I tried AI and all I got was disappointed
This is another post that I began a long time ago and never finished: it was originally dated 2024-05-05 but I think I started working on it even earlier.
At the time, the GPT hype cycle was already well underway, so I finally gave in and decided to give AI a serious try.
Prologue: Setting up a local chatbot
I didn’t want to give OpenAI any of my money, so I set up a VM with a GPU passed through.
I originally wrote “I want to be clear that the GPU was already in the box from when I did my gaming VM; I did not have the ambition to go that far out of my way to do this.” – however when I rebuilt my server I decided to add a Tesla dedicated to this project.

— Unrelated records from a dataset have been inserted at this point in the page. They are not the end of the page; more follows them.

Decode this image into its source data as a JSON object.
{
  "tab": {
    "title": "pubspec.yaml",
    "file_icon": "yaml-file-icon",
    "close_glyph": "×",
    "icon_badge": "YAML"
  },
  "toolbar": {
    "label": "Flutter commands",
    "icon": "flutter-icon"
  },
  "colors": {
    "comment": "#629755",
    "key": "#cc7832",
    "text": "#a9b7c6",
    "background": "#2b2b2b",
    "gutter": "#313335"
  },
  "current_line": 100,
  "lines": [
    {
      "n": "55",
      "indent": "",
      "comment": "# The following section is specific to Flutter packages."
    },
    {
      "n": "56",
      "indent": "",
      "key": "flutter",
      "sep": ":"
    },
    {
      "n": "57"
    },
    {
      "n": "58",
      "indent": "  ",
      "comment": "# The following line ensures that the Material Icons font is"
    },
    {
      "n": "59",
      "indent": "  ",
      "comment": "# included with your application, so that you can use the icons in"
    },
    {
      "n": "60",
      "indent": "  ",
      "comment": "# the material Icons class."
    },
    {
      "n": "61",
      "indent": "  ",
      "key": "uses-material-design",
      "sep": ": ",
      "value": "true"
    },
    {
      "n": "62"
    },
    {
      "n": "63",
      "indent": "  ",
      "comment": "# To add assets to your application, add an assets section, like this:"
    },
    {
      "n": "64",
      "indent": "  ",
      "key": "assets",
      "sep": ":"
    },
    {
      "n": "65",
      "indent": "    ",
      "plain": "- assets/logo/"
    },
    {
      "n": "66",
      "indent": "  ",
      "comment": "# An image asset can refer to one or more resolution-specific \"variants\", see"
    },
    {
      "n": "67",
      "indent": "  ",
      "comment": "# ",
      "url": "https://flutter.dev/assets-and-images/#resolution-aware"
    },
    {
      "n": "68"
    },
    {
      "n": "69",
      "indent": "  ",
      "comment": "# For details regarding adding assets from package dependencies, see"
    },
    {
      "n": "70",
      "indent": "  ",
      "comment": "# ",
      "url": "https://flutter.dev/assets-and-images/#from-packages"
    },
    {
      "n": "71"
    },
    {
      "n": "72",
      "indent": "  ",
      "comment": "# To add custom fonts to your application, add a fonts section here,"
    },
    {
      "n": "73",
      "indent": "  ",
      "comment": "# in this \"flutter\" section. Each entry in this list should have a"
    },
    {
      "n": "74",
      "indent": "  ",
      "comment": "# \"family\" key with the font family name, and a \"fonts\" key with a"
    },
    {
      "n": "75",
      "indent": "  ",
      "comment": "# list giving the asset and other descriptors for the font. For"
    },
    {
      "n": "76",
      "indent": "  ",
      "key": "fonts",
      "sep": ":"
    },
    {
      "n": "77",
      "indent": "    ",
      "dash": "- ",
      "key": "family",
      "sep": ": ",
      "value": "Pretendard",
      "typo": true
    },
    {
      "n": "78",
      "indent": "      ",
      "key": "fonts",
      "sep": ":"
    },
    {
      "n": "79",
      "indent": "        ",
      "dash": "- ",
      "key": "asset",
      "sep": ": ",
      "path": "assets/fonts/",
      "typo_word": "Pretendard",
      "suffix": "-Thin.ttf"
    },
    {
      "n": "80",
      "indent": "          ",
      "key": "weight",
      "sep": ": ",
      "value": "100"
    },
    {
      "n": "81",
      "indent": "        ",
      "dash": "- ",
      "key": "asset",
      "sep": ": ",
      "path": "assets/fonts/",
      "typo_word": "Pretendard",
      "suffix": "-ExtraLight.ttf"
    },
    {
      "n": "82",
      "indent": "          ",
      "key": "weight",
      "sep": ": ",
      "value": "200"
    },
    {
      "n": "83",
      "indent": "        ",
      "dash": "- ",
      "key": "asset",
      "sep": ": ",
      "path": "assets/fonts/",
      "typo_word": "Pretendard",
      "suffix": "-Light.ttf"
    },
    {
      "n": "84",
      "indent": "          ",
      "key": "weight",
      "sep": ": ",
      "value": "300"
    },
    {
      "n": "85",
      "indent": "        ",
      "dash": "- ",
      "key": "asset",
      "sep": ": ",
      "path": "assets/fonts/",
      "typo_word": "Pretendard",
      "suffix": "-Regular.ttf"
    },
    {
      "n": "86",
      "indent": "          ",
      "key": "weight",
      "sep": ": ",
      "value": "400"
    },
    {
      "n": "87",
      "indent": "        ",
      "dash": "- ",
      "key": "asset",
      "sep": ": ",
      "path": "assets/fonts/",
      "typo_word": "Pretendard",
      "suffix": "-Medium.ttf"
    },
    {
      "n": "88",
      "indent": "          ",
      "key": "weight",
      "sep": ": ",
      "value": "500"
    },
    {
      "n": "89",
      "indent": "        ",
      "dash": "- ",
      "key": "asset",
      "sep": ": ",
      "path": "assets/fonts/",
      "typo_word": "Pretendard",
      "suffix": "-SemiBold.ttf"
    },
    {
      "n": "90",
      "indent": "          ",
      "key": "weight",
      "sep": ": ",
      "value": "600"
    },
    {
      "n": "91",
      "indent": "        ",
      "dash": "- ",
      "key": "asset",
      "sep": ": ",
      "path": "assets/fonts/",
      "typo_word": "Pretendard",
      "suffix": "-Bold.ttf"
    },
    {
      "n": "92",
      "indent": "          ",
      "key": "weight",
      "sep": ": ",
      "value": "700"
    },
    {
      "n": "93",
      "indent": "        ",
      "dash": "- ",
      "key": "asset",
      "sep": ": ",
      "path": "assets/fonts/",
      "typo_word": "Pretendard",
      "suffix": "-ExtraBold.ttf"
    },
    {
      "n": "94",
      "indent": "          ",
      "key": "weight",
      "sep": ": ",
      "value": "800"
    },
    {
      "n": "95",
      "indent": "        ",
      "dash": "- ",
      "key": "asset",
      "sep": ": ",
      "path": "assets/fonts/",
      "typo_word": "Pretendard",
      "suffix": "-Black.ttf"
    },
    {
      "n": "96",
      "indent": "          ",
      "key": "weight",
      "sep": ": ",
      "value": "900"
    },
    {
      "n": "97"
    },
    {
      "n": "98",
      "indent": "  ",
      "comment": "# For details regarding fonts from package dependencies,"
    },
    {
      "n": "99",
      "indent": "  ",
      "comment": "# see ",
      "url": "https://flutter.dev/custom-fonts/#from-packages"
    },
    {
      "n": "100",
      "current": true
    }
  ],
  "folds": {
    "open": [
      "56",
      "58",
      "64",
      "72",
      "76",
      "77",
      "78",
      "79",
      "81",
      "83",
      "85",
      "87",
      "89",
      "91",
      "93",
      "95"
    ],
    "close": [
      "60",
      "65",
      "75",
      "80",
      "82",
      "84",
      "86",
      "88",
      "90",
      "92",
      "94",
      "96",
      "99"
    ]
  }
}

Ultimately, I settled on llama-cpp-python for the backend. I tried LocalAI, too, but ultimately ditched it because:
- The prebuilt image assumes you’re not running on decade-old hardware, so I got SIGILL’d
- So I had to build from source, which took forever
- It very badly wanted to be run in Docker
- Docker images with CUDA in them are like 50 GB
It was therefore way easier to just build and install llama-cpp-python and run it as a systemd service, since I didn’t really need any of the additional features.

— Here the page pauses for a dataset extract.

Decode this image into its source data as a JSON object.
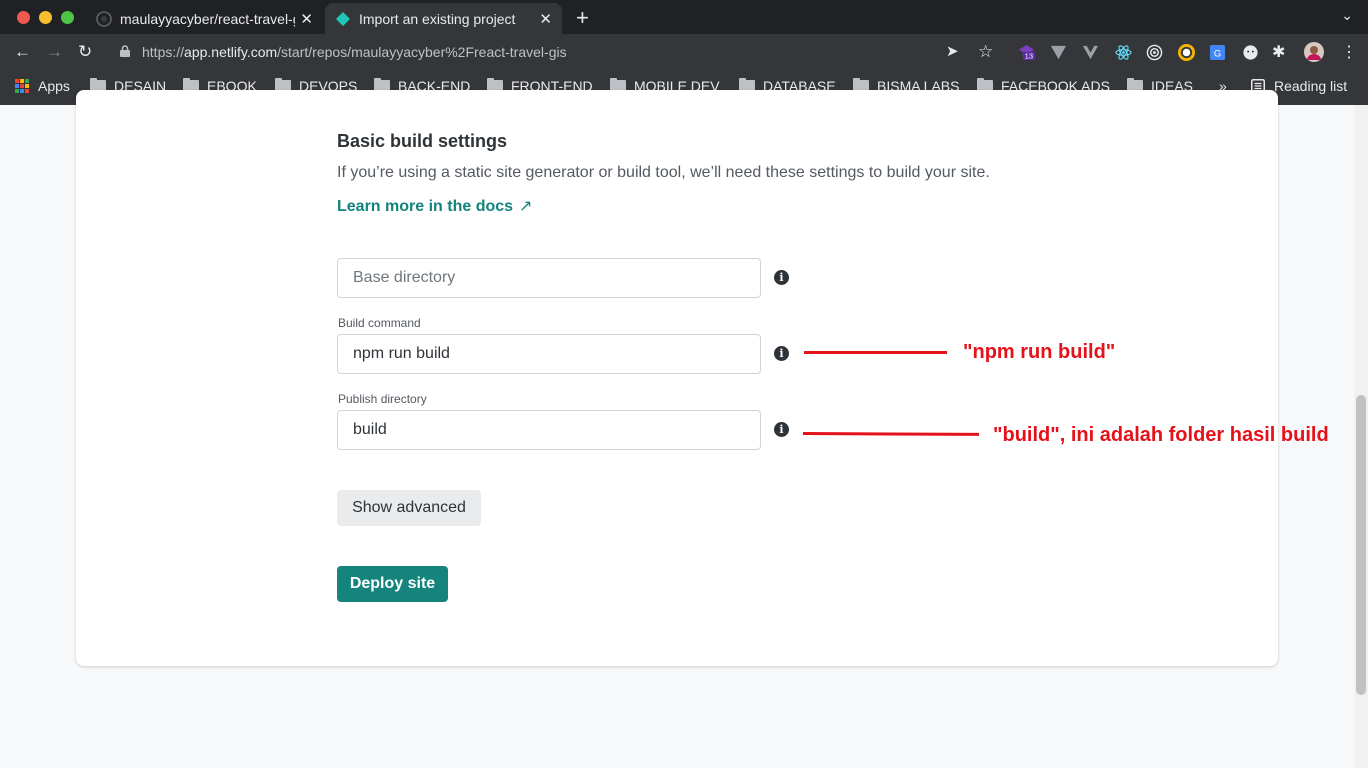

For the frontend, I ended up with big-AGI. I liked librechat too, but it had some UX issues (kept logging me out, didn’t like to persist model preferences between chats, etc).
I ended up sticking with Mistral-7B-instruct for most use - I tried some other Mistral variants but this one seemed to be the least likely to start hallucinating when given short prompts.
Chapter 1: AI helps me create a node.js project
Now that I had a robot to ask questions to, I embarked on a project: getting AI to help me build a web app for a random domain I purchased on a whim because it sounded cool. I am not a web developer at all, and haven’t done any web stuff since when jQuery was considered a Javascript framework, the best CSS we had was 2.1, and we all still put those “Valid XHTML 1.1” badges in our footers. Therefore, I thought this would be a good exercise: I could pretend to be a newbie and AI could help me do things I otherwise couldn’t. If it went well, then I’d know my job really is at risk.
There is no chapter 2
I spent a week really trying to get Mistral to teach me React. It failed at providing up-to-date guidance on initial setup for a project, so I ended up doing it the old fashioned way (googling). I tried to get it to produce the equivalent of a hello world page, but it couldn’t do that either. I flailed for a while longer then abandoned the project.
If you are about to say “skill issue,” just shut up. I am told time and time again that LLMs can do great things. But if I try to do something complicated and it screws up, the story is “that’s too hard, it’s better at simple tasks.” I gave it the simplest task I could think of – an ideal use case per all the discourse online – and it couldn’t handle it.
If you were gonna say “that model sucks,” also shut up. What reason do I have to expect a paid service to be better, and not just a waste of my money? If you think it’s because a newer model would be better at the job, then why were we already hyping this shit up? This has been discussed time and time again.
Believe me, I really tried
I admit my stupid experiment had limitations, so I tried using an AI coding assistant at my day job for a few months, too. We had a model trained on internal code, touted to be able to deal with the nuances of our frameworks, etc., but it also sucked. If it didn’t outright hallucinate, the code it generated usually smelled; it failed at all but basic tasks, and the IDE integration was buggy and kept crashing.
It was at least somewhat competent at generating boilerplate, but as I began to rely on it for that I could feel it making me dumb. This wasn’t just hypochondria – there is evidence of this phenomena. I uninstalled it and never looked back.
To this day, generative AI forces itself into my daily life in ways I do not consent to. I have to review slop PRs submitted by my coworkers. They’re getting worse and worse. I have to read slop summaries of my own PRs and tickets, forcibly inserted by the tools themselves. The analysis, if it is even accurate, is consistently surface level at best. It’s usually just verbosely paraphrasing the commit message. It provides no value.
You can’t google a basic question without risk of getting a hallucinated answer. Even duckduckgo has inserted slop above all the actual search results.
I do not believe in this technology
LLMs are a brute force approach to approximately accomplishing anything. I won’t rattle on about the energy concerns, because this has already been discussed. But for what, a cheap parlor trick? It fundamentally cannot reason. It cannot exercise creativity, except in the eerie way it confidently lies about things that should be fact. I’m tired of hearing about it and I no longer want to write about it, either.